In a logical progression from the broader issues of literacy, textuality, ethics, and gender, the fourth and final section of this wonderful collection focuses on constructing the self. Anne Wysocki and Johndan Johnson-Eilola question our rather glib use of the term "literacy" and conclude: "None of these terms exhausts new possibilities for `literacy,' but only suggests productive ways of questioning our current positions, of unpacking old bundles and remaking new ones. Unpack ours and make your own." Joe Amato writes a very self-revelatory narrative to illustrate concretely how much our own cultural backgrounds and experiences affect our current reactions to and against technology. In another beautiful narrative, Janet Carey Eldred writes of the changing voice of her mother, a voice that includes not only verbal and handwritten texts, but also e-mails and machine-generated conversations mediated by a third party. I must confess that the family images in this chapter immediately drew me in; I read this chapter first before anything else in the text—another testimony to the power of images.

Michael Joyce speculates on how we change in an electronic world, and yet how we somehow stay the same: "What comes next? Will the Web supplant or supplement the world or book? . . . Linear and hypertextual narratives seem a polarity but are only opposite shores of a stream." Joyce's stream metaphor helped me to visualize the connection between the two, but also to see their differences. In a response to the final group of essays, Stuart Moulthrop brings these narratives into some kind of relationship with each other.

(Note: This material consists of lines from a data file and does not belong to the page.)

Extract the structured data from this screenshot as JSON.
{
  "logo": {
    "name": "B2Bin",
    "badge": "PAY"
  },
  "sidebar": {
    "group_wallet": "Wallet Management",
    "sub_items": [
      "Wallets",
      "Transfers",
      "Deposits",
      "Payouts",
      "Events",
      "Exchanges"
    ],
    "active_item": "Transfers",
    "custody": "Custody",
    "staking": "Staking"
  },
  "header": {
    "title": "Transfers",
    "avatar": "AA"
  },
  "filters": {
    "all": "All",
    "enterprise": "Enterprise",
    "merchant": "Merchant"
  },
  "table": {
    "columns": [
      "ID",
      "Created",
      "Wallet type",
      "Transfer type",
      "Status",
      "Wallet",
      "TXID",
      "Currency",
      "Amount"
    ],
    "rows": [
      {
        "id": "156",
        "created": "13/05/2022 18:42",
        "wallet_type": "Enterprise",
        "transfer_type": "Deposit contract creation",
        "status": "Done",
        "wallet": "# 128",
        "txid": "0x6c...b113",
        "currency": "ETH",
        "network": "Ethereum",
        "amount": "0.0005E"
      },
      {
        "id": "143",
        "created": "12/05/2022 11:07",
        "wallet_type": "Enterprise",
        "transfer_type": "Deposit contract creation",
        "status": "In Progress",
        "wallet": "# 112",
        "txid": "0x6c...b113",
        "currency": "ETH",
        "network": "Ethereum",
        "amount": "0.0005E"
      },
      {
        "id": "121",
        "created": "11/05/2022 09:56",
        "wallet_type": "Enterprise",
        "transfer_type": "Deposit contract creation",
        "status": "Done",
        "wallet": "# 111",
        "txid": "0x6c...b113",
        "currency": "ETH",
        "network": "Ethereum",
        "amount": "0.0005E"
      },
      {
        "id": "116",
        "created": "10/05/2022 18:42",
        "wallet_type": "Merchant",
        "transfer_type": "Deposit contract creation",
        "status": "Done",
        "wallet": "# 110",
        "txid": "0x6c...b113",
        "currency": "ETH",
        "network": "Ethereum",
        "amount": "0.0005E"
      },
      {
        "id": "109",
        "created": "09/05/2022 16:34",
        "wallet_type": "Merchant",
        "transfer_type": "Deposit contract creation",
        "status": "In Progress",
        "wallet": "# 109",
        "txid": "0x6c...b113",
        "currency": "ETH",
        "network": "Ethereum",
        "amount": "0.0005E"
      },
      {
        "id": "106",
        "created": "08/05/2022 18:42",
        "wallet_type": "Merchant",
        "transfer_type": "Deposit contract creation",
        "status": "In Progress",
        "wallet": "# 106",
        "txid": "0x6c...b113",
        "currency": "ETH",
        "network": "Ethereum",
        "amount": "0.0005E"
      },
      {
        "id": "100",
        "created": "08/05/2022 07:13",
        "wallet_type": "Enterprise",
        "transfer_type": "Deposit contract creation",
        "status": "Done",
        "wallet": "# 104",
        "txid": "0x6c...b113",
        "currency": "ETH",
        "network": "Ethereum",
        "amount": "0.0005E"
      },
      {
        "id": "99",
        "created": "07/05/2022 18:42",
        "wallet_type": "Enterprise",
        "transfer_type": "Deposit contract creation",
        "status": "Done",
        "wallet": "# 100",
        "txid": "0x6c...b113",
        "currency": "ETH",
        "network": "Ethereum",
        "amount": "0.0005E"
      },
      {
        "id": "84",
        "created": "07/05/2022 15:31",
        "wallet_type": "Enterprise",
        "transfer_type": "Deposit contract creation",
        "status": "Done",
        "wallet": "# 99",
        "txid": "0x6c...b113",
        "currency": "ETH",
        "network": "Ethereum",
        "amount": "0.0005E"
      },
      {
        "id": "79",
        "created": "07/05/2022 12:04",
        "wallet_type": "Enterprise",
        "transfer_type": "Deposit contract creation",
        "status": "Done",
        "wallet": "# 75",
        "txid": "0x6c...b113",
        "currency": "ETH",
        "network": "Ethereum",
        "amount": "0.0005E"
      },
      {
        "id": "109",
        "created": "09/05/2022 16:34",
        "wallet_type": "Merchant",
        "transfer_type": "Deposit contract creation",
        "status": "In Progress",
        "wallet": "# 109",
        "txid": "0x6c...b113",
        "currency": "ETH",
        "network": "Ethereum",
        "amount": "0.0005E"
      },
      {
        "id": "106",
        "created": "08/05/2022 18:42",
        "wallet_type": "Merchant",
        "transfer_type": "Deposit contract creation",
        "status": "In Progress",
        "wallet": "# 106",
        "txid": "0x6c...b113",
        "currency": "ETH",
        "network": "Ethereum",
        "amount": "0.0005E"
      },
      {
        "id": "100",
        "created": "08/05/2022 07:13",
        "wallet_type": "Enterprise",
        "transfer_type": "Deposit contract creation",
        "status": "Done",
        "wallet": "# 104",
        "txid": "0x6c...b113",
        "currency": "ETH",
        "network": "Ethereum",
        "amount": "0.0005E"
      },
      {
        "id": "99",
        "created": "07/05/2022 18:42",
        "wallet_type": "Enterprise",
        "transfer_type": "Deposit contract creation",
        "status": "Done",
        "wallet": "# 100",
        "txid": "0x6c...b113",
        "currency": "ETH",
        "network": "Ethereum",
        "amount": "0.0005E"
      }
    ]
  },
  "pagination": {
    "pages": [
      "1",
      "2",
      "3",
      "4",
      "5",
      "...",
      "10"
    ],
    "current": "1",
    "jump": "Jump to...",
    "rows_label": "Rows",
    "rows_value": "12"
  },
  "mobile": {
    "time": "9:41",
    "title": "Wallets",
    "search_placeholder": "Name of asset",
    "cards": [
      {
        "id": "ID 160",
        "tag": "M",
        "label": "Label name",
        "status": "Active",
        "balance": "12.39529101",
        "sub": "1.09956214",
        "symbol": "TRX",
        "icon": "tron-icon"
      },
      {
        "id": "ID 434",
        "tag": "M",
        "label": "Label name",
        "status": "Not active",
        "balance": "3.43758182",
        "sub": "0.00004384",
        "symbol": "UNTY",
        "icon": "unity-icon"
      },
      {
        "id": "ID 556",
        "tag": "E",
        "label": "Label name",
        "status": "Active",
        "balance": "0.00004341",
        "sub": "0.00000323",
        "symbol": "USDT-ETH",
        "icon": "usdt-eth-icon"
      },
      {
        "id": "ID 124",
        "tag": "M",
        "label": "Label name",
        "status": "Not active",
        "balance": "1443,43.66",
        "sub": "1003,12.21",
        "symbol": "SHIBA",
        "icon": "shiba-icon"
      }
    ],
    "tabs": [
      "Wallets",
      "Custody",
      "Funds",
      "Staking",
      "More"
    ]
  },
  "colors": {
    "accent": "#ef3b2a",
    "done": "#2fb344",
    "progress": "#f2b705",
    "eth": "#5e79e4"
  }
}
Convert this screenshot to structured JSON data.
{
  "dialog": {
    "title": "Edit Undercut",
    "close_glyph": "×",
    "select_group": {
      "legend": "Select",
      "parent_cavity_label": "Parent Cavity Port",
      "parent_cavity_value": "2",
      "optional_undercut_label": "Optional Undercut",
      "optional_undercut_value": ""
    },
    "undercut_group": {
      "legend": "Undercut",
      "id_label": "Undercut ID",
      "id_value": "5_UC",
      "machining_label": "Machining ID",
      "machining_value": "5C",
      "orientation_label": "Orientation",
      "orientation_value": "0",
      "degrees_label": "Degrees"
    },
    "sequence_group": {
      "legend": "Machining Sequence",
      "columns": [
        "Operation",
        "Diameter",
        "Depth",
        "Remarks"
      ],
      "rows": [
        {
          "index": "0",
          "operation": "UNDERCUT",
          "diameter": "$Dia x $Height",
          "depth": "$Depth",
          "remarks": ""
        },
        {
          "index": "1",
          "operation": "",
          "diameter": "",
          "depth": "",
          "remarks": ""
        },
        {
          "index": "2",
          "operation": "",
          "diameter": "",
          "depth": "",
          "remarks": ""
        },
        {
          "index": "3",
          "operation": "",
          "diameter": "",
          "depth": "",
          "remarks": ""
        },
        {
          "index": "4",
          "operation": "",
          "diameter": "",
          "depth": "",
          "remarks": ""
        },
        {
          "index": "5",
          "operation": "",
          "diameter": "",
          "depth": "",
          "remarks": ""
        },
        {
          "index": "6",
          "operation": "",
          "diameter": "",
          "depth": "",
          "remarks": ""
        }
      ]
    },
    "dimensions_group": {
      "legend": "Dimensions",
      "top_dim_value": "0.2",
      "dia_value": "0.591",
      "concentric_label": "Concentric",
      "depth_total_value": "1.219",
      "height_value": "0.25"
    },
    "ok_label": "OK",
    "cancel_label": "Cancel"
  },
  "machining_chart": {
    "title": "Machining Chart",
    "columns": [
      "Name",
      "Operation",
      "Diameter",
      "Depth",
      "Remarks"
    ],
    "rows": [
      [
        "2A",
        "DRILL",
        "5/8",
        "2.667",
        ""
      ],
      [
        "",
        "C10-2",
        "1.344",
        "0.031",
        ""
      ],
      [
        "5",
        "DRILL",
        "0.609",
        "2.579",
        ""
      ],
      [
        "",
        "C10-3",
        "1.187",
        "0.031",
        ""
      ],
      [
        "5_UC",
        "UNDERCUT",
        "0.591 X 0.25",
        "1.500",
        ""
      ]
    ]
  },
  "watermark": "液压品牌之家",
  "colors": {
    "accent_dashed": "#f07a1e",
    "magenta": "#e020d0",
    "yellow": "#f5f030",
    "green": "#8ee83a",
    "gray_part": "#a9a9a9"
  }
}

He notes that, although these stories have primarily looked to the past to help understand the present and future, at the same time they "do not completely overlook contemporary questions and controversies." He takes to heart Joyce's advice that we will have to watch, but he also says that watching in itself may not be enough. He concludes: "Though it is important to sight back along both shores of the stream, we cannot overlook the ground on which we are standing."